Дарёна только кивнула в сгущающемся сумраке и обняла Младу за шею, привычно запустив пальцы ей в кудри.
– Не сердишься? – спросила та, пытливо ловя её взгляд. – Потому что ежели сердишься, я ведь места себе не найду, пока не простишь.
– Нет, не сержусь. – Дарёна прильнула щекой к щеке своей супруги, а внутри у неё наконец-то разливалось тепло, которое прогоняло то убийственное, отгораживающее от мира вселенское одиночество.
– Ты моя горлинка… – Поцелуй в висок – и Млада решительно подхватила Дарёну на руки снова. – Давай-ка на отдых устраиваться, поздно уж.
Только в раннем детстве Дарёну так заботливо укладывали в постель, когда она, сморённая посреди весёлой игры всевластным сном, оказывалась не в состоянии добраться до опочивальни и раздеться сама.
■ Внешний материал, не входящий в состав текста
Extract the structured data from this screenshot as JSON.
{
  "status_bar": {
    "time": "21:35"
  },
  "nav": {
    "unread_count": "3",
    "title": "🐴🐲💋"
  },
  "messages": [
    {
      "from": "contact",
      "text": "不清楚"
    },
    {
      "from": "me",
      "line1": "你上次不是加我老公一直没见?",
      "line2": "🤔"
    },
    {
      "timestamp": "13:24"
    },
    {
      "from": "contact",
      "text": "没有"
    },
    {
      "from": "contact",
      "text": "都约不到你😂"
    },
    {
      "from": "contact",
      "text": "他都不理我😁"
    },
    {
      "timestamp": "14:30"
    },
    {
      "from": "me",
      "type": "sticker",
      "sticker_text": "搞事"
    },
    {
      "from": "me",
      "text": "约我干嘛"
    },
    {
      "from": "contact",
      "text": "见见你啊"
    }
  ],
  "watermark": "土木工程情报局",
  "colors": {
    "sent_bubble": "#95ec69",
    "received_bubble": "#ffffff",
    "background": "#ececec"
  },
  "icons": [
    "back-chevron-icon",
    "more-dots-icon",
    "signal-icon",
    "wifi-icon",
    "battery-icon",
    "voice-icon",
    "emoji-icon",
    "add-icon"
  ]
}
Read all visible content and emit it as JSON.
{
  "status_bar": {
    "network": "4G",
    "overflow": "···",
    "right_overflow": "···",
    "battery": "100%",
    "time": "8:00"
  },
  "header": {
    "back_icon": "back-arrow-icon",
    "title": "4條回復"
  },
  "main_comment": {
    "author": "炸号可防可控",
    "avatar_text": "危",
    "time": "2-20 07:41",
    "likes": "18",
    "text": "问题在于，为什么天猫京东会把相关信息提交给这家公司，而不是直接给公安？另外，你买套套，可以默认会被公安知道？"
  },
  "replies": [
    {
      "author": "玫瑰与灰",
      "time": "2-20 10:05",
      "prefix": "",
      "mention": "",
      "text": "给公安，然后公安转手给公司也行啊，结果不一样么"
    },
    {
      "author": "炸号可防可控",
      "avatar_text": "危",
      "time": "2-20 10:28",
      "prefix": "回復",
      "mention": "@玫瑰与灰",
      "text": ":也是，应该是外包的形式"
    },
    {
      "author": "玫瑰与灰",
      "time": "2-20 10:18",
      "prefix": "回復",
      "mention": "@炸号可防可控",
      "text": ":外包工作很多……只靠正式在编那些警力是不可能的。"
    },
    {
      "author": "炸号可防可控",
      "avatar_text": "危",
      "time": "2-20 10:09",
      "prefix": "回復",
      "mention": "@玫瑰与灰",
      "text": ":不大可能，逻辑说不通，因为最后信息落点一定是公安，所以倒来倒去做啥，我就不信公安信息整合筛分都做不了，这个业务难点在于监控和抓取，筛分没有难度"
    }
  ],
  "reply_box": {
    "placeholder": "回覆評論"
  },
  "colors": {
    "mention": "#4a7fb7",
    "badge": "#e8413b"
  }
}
Сильные руки Млады умели быть нежнее матушкиных, когда освобождали Дарёну от одежды и расчёсывали волосы, обмывали ей в тазике ноги и взбивали подушки, чтоб было мягче лежать.
– Я скоро приду, лада. Помоюсь быстренько… Баню топить не буду – ополоснусь и так.
– Воду бери из большой бочки… Она на солнце за день нагрелась, – посоветовала Дарёна.
– Угу. – Чмок в губы, и Млада выскользнула из дома.